Over the last year, Restor has been developing a machine learning model to detect trees. That's a difficult task because - as you've not doubt seen from the data - the images are complex, it's not obvious what is or isn't a tree and there is a huge variety and diversity in the natural world. With support from Google.org, we were able to pay a team of annotators to label a large number of images. These annotations are polygons - individual trees are outlined, and we also requested annotations around groups of trees (as it's extremely time consuming and subjective to do this for dense forest). The model is given an image and a "mask" which describes where trees are, and its job is to try and predict that mask.

Labelling images in such a detailed way is time-consuming and expensive. Normally it's a good idea to get multiple annotators per image, and then perform some kind of aggregation to clean the labels. Some of our images are double-annotated in this way, and all were reviewed after labelling. We think the masks/outlines in our dataset are pretty good. Where we've identified some mistakes are where annotators labelled a single tree as multiple, or vice versa, or where grass/shrubs are labelled as tree canopy. This is where citizen science can help!
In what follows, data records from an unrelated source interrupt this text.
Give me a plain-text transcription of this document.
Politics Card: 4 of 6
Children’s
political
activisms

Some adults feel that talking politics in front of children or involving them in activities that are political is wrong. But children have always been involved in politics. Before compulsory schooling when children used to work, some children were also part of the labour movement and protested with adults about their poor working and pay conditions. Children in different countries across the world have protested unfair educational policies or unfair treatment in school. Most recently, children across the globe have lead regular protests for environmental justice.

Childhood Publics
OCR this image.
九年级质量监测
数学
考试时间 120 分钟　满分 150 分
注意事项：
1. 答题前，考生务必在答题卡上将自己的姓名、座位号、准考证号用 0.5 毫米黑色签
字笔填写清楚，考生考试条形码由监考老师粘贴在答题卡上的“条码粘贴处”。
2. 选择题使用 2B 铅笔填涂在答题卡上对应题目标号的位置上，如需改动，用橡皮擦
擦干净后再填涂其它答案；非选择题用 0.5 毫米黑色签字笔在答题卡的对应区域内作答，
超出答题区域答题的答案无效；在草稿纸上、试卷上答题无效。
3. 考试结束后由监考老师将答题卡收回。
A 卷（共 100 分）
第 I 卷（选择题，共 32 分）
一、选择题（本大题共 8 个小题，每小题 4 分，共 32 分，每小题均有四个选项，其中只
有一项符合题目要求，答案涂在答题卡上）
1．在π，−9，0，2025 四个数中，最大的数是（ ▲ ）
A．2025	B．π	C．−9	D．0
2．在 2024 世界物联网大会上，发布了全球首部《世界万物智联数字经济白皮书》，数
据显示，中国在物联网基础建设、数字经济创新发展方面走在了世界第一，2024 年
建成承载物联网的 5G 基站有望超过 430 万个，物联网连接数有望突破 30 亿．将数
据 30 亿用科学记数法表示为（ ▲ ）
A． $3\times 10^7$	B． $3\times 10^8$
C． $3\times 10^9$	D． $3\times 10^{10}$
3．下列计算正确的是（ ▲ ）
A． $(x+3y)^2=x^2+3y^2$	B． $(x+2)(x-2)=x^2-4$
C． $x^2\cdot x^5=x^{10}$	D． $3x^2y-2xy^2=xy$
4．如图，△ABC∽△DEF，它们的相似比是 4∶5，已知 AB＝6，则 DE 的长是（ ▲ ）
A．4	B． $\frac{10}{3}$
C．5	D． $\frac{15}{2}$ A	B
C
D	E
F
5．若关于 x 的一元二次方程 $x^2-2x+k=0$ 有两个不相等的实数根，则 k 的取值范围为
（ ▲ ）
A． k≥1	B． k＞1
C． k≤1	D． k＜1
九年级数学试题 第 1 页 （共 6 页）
Rather than ask you to draw around all the trees again, we're simply asking you to mark their centres. We'll compare this to our existing annotations to see if they agree. For example, if we have a polygon that denotes a single tree, we would expect the community to also place a "single tree" label in the same region of the image. However, if we see that most people placed two points inside it, or a "group" point, then that label should be checked.

Similarly, once we have this additional database of crowd-sourced tree locations, we can verify that our model predicts trees where you've marked! And for each tree that the community labels, we will have some measure of confidence e.g. if 19/20 people said this label is a tree, then we can be very sure about it.

One large advantage of this is that we don't necessarily need marks for every tree in every image, so if you're not sure about a plant you don't need to label it. It's more important that we have a list of very confident labels, than a lot of unsure ones.

Over the next few weeks we'll do some analysis on the first batch of annotations and post the results here for you to see.

Results

We will publish results here when complete!